[Types-sig] recursive types, type safety, and flow analysis (was: Recursive types)

Paul Prescod paul@prescod.net
Wed, 22 Dec 1999 14:50:15 -0600


Guido van Rossum wrote:
> 
> Hm...  Since type checking is essentially a compile time activity, I
> think it would be better if the run time order of events didn't
> matter.  

I agree.

> > I haven't thought about this particular scenario or the resulting impact
> > on the inferencer.
> ...
> I don't see a big problem here for the type checker.  

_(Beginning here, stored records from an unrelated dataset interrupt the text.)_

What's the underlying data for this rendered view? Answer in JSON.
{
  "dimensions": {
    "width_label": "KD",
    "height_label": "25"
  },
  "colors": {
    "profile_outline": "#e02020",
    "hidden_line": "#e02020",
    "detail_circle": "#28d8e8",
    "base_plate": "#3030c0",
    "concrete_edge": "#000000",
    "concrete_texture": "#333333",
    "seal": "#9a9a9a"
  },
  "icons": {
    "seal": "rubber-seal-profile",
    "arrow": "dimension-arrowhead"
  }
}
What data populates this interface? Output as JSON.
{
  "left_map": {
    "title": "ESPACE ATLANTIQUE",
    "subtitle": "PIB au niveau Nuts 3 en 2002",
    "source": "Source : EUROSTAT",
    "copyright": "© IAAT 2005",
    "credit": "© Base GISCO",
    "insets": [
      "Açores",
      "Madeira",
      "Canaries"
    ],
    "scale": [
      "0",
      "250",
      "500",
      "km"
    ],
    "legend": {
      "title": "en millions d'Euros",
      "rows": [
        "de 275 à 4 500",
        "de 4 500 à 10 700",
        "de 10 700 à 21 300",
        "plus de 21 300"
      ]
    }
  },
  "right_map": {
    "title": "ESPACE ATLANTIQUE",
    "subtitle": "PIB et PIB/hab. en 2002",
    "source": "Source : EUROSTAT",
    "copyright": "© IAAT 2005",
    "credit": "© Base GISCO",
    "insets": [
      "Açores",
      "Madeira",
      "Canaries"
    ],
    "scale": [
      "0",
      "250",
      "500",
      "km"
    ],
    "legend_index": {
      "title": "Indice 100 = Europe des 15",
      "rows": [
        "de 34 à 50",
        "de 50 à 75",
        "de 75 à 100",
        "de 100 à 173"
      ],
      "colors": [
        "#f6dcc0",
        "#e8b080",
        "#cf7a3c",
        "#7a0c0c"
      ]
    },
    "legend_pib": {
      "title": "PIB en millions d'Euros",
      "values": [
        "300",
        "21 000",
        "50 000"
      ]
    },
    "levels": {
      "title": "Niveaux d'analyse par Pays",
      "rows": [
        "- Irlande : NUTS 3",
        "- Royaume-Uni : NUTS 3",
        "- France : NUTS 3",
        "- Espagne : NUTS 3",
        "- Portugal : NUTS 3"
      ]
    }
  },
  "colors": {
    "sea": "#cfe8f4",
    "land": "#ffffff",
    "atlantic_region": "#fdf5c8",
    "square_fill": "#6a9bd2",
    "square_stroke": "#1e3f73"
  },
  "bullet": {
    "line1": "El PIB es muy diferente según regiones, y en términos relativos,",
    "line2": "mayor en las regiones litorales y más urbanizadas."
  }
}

The problem is that you and I are thinking about a Algol-style type
checker. Greg is talking about a complex, sophisticated type inferencer
that tries to understand what your Python code *means*. I am only
willing to try to understand Python in the very simplest cases: top
level definitions that have no dependence on procedural code.

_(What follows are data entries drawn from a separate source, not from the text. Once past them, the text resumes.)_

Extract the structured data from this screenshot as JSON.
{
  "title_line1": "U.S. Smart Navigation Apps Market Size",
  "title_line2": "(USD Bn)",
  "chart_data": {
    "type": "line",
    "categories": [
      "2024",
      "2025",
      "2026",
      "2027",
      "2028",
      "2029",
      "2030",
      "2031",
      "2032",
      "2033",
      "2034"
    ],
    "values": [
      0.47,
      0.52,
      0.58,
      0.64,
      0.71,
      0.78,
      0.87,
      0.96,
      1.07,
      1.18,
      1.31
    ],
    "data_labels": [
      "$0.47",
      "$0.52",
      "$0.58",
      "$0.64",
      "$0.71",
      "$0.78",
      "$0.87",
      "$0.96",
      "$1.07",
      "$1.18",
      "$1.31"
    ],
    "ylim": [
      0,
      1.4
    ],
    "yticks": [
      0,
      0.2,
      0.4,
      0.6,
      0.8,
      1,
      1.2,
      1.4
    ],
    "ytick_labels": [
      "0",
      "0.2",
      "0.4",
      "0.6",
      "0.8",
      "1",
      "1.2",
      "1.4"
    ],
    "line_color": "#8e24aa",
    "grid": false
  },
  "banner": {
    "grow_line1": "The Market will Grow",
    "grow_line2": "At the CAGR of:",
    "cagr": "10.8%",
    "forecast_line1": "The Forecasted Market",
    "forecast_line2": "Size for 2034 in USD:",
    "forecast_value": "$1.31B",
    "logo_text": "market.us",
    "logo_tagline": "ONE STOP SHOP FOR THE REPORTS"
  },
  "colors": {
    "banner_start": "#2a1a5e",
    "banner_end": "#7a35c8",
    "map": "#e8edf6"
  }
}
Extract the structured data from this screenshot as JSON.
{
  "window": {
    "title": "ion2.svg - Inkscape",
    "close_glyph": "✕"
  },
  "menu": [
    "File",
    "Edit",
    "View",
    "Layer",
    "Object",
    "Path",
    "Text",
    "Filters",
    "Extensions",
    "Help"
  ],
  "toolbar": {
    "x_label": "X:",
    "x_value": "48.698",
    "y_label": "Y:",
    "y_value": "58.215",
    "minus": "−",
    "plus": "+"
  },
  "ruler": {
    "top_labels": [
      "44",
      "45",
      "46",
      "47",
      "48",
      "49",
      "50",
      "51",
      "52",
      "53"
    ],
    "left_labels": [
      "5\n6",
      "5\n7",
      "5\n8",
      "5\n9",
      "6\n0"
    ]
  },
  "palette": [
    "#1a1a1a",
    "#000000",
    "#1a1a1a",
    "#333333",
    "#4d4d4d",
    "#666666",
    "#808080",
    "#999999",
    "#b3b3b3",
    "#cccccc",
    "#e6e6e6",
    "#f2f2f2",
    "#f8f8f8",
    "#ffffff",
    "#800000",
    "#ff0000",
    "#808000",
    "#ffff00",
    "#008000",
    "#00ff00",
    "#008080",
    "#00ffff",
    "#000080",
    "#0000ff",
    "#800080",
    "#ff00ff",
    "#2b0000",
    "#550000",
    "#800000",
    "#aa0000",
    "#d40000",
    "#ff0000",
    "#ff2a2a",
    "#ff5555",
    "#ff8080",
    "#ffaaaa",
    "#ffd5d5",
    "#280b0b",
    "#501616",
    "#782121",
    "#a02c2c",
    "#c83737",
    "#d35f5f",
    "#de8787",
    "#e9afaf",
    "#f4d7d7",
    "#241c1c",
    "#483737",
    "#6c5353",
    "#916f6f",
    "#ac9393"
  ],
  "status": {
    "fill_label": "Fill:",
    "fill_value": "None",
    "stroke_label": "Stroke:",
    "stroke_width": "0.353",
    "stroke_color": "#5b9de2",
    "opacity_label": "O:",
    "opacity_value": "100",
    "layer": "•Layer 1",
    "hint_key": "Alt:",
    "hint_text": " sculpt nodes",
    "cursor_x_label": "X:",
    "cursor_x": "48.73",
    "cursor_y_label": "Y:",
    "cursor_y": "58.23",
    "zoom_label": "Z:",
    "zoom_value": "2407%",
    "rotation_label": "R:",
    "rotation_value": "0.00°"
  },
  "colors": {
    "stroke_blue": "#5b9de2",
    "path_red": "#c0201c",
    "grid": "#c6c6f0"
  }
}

> I like the idea better (I think proposed by Tim Peters) that the names
> used for type declarations live in a separate compile time namespace
> where different rules apply.  (Even though there are obvious
> correspondences, e.g. the names of defined or imported classes should
> probably be available both at compile time and at run time.)

I agree. We will soon have to move forward on this basis.

The static type checker is a very different tool and it does not, in
general, try to understand "Python code." Two *convenient exceptions*
are top-level class and function declarations. But these are just
convenient exceptions. I feel strongly that this:

if doSomething():
	class a:
		def doSomething(self):
			pass
else:
	class a:
		def doSomething(self):
			pass

is NOT TYPE CHECKABLE because we do NOT do data-flow analysis.